2) What role should the national committeeman play other than those functions presently fulfilled by the incumbent and historically by his predecessors?

Ultimately, the only function of the state party that matters is to get Republicans elected in Maryland. In the past, the National Committeeman has been more of a behind-the-scenes fundraiser. Fundraising alone doesn’t win elections though if we don’t even have candidates on the ballot. Furthermore, many of our past fundraising efforts have been undercut by poor spending decisions, such as the low performing Victory Centers. Our problem isn’t that we can’t raise money; it’s that the money we do raise isn’t spent effectively.

There are also certain ceremonial functions that our National Committeeman has historically performed: serving on RNC subcommittees, attending numerous black-tie dinners, playing host at the national convention. These may raise a Committeeman’s national profile somewhat, but at the end of the day they don’t translate into votes within Maryland.

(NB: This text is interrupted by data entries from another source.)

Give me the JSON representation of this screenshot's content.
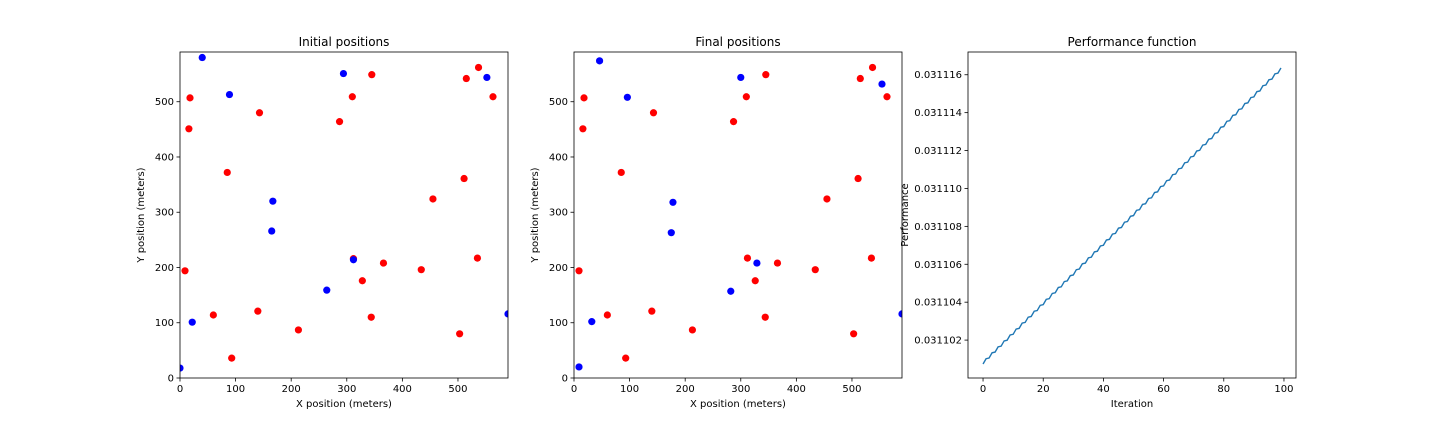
{
  "chart_data": [
    {
      "type": "scatter",
      "title": "Initial positions",
      "xlabel": "X position (meters)",
      "ylabel": "Y position (meters)",
      "xlim": [
        0,
        590
      ],
      "ylim": [
        0,
        590
      ],
      "xticks": [
        0,
        100,
        200,
        300,
        400,
        500
      ],
      "yticks": [
        0,
        100,
        200,
        300,
        400,
        500
      ],
      "grid": false,
      "colors": {
        "red": "#ff0000",
        "blue": "#0000ff"
      },
      "series": [
        {
          "color": "red",
          "points": [
            [
              18,
              507
            ],
            [
              16,
              451
            ],
            [
              9,
              194
            ],
            [
              60,
              114
            ],
            [
              85,
              372
            ],
            [
              93,
              36
            ],
            [
              140,
              121
            ],
            [
              143,
              480
            ],
            [
              213,
              87
            ],
            [
              287,
              464
            ],
            [
              310,
              509
            ],
            [
              312,
              216
            ],
            [
              328,
              176
            ],
            [
              344,
              110
            ],
            [
              345,
              549
            ],
            [
              366,
              208
            ],
            [
              434,
              196
            ],
            [
              455,
              324
            ],
            [
              503,
              80
            ],
            [
              511,
              361
            ],
            [
              515,
              542
            ],
            [
              535,
              217
            ],
            [
              537,
              562
            ],
            [
              563,
              509
            ]
          ]
        },
        {
          "color": "blue",
          "points": [
            [
              0,
              18
            ],
            [
              22,
              101
            ],
            [
              40,
              580
            ],
            [
              89,
              513
            ],
            [
              165,
              266
            ],
            [
              167,
              320
            ],
            [
              264,
              159
            ],
            [
              294,
              551
            ],
            [
              312,
              214
            ],
            [
              552,
              544
            ],
            [
              590,
              116
            ]
          ]
        }
      ]
    },
    {
      "type": "scatter",
      "title": "Final positions",
      "xlabel": "X position (meters)",
      "ylabel": "Y position (meters)",
      "xlim": [
        0,
        590
      ],
      "ylim": [
        0,
        590
      ],
      "xticks": [
        0,
        100,
        200,
        300,
        400,
        500
      ],
      "yticks": [
        0,
        100,
        200,
        300,
        400,
        500
      ],
      "grid": false,
      "colors": {
        "red": "#ff0000",
        "blue": "#0000ff"
      },
      "series": [
        {
          "color": "red",
          "points": [
            [
              18,
              507
            ],
            [
              16,
              451
            ],
            [
              9,
              194
            ],
            [
              60,
              114
            ],
            [
              85,
              372
            ],
            [
              93,
              36
            ],
            [
              140,
              121
            ],
            [
              143,
              480
            ],
            [
              213,
              87
            ],
            [
              287,
              464
            ],
            [
              310,
              509
            ],
            [
              312,
              217
            ],
            [
              326,
              176
            ],
            [
              344,
              110
            ],
            [
              345,
              549
            ],
            [
              366,
              208
            ],
            [
              434,
              196
            ],
            [
              455,
              324
            ],
            [
              503,
              80
            ],
            [
              511,
              361
            ],
            [
              515,
              542
            ],
            [
              535,
              217
            ],
            [
              537,
              562
            ],
            [
              563,
              509
            ]
          ]
        },
        {
          "color": "blue",
          "points": [
            [
              9,
              20
            ],
            [
              32,
              102
            ],
            [
              46,
              574
            ],
            [
              96,
              508
            ],
            [
              175,
              263
            ],
            [
              178,
              318
            ],
            [
              282,
              157
            ],
            [
              300,
              544
            ],
            [
              329,
              208
            ],
            [
              554,
              532
            ],
            [
              590,
              116
            ]
          ]
        }
      ]
    },
    {
      "type": "line",
      "title": "Performance function",
      "xlabel": "Iteration",
      "ylabel": "Performance",
      "xlim": [
        -5,
        104
      ],
      "ylim": [
        0.0311,
        0.0311172
      ],
      "xticks": [
        0,
        20,
        40,
        60,
        80,
        100
      ],
      "yticks": [
        "0.031102",
        "0.031104",
        "0.031106",
        "0.031108",
        "0.031110",
        "0.031112",
        "0.031114",
        "0.031116"
      ],
      "grid": false,
      "color": "#1f77b4",
      "x_range": [
        0,
        99
      ],
      "y_start": 0.0311008,
      "y_end": 0.0311163
    }
  ]
}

Finally, as the state party’s representative to the RNC, the county central committees should expect a certain level of constituent service from their National Committeeman. However, our current National Committeeman has focused almost exclusively on advancing RNC initiatives outside of Maryland rather than within. I don’t see how anyone can truly represent the interests of Maryland Republicans without being directly involved in their efforts. Being outnumbered 2:1 by Democrats, we need all hands on deck if we hope to make any inroads. As a party officer and voting member of the Executive Committee, the National Committeeman should be involved in all facets of the organization within the state as well. That includes building the brand, candidate recruitment, and strategic direction.

3) Why should state Republicans care about this election?

This election is not just about who our National Committeeman should be – it’s about what the National Committeeman should be. For too long, these positions have been treated as entitlements, and bestowed upon former party Chairs in unchallenged elections. They’ve been a reward for past service, when they should be based on future expectations. The State Central Committee has a unique opportunity at our upcoming convention to redefine the position in a way which will best serve our state party. This vote will be a sign to Maryland Republicans as to whether the state party is serious about gaining ground on the Democratic monopoly, or whether we’re content with the status quo.